La experiencia con el caso Jet Set ha demostrado que, agotando el primer cuarto del siglo XXI, aquí predomina un paradigma extemporáneo basado en el más rancio funcionalismo, que asume la comunicación como elemento accesorio, prescindible, no como eje transversal fundamental determinante en todos los procesos.
Ese enfoque mediático, hace mucho superado en ámbitos internacionales, lleva a la grave confusión de información con comunicación; a creer que la población “pasiva” acatará automáticamente los mensajes diseñados por los “pensadores” y emitidos de manera vertical, autoritaria, a través de los poderosos medios de comunicación tradicionales y actuales.
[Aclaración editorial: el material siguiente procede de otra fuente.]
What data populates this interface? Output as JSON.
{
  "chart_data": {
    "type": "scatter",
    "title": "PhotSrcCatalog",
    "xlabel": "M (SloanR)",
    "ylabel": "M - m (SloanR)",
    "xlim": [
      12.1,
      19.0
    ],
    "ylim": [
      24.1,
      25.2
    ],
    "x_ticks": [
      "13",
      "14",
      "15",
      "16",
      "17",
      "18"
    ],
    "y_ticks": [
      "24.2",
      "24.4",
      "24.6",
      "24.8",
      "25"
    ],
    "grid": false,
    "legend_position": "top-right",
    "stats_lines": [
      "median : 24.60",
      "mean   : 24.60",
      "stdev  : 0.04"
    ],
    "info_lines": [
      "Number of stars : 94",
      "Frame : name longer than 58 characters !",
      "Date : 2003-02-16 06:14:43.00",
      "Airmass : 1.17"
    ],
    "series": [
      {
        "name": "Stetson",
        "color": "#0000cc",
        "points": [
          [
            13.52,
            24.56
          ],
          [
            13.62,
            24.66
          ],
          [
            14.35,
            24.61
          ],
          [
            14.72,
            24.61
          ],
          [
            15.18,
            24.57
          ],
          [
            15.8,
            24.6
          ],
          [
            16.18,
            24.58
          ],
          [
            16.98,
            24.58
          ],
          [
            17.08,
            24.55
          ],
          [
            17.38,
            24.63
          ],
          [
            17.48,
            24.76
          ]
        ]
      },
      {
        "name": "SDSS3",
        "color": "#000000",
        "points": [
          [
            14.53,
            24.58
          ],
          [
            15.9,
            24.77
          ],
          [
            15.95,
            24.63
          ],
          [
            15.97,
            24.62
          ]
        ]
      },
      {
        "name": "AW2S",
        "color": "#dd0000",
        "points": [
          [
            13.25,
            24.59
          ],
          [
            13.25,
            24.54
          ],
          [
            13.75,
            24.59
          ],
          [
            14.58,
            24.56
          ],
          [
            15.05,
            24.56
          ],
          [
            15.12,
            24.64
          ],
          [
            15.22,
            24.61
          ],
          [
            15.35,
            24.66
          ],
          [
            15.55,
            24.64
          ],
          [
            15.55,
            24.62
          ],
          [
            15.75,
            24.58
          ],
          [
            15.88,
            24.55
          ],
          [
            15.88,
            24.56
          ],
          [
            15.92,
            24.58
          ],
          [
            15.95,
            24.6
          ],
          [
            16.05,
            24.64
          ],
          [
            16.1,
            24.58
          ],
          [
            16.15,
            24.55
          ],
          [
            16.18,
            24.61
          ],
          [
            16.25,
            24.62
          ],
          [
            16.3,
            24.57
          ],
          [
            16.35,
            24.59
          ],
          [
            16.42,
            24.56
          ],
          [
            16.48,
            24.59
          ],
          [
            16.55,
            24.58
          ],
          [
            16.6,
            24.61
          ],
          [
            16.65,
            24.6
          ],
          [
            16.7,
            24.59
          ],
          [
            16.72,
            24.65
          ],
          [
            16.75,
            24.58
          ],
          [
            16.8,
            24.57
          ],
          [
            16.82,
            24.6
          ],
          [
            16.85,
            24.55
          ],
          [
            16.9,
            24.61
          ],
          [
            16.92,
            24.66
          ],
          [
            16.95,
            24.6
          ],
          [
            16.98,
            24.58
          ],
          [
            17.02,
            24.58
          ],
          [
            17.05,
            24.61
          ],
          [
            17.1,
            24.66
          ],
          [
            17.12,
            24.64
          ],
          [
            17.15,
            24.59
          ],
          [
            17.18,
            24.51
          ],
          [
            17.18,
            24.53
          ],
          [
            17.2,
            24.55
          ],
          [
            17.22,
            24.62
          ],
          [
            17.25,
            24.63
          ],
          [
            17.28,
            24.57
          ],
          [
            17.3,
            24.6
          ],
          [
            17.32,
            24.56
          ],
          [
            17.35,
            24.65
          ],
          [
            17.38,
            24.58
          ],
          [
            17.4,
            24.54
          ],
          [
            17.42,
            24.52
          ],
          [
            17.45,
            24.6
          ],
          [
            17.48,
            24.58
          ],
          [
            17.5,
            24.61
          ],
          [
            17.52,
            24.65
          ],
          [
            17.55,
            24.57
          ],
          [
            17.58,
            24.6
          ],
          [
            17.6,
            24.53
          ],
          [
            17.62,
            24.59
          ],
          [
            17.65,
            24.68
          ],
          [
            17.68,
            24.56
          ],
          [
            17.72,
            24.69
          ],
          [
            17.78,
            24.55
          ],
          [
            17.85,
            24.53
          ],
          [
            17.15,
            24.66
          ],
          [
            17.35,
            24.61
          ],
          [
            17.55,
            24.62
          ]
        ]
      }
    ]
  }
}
Esa obsolescencia es muy costosa y en nada impide la erosión de la imagen institucional que se han construido colaboradores directos e indirectos. Sí garantiza la muerte de la savia de los emisores: la credibilidad.
Funcionarios de todas las gestiones estatales (Gobierno, Congreso, Judicatura), sin embargo, han ejercido aferrados a ese paradigma estéril, relegando los departamentos de comunicación a espacios de segunda o tercera categoría, sin presupuesto, al desprecio del personal profesional y a la designación por amiguismo, parentesco o arrumacos de personas no aptas o ajenas a la planificación de la comunicación.
Los procesos de comunicación están en sus cabezas y se ejecutan de acuerdo a como amanezcan. No creen en planes ni en prevención ni protocolo para tratar una crisis. Ven gastos en ellos.
Usted los puede identificar fácil. Se excitan con la palabrita “mediatur”, no la equivalente en español, ques visita guiada a programas de medios (debe sonar medio inglés, medio amanerado). Las visitas no obedecen a plan alguno, solo están orientadas a complacencia con programas amigos, que no son los pertinentes.
Siempre querrán salir a cualquier precio en los periódicos impresos, y en primera página, e ir a la radio y la TV, aunque tengan nada que decir. El asunto es satisfacer su ego. Nada de pensar en potenciales situaciones negativas.
Hay que evitar la crisis comunicacional en lo posible, pero una vez estalla, resulta difícil y todos los esfuerzos han de estar orientados a mitigarla; tarea imposible sin los conocimientos y la experiencia.
La improvisación con bolas de humo, pirotecnias y tiros al aire tan de moda en estas tierras solo contribuye al encarecimiento y, como mucho, a un solapamiento que tarde o temprano brotará como una tromba y arrasará con todo.
Quien desee ese destino, que opte por el facilismo de hablar por hablar después de la tragedia.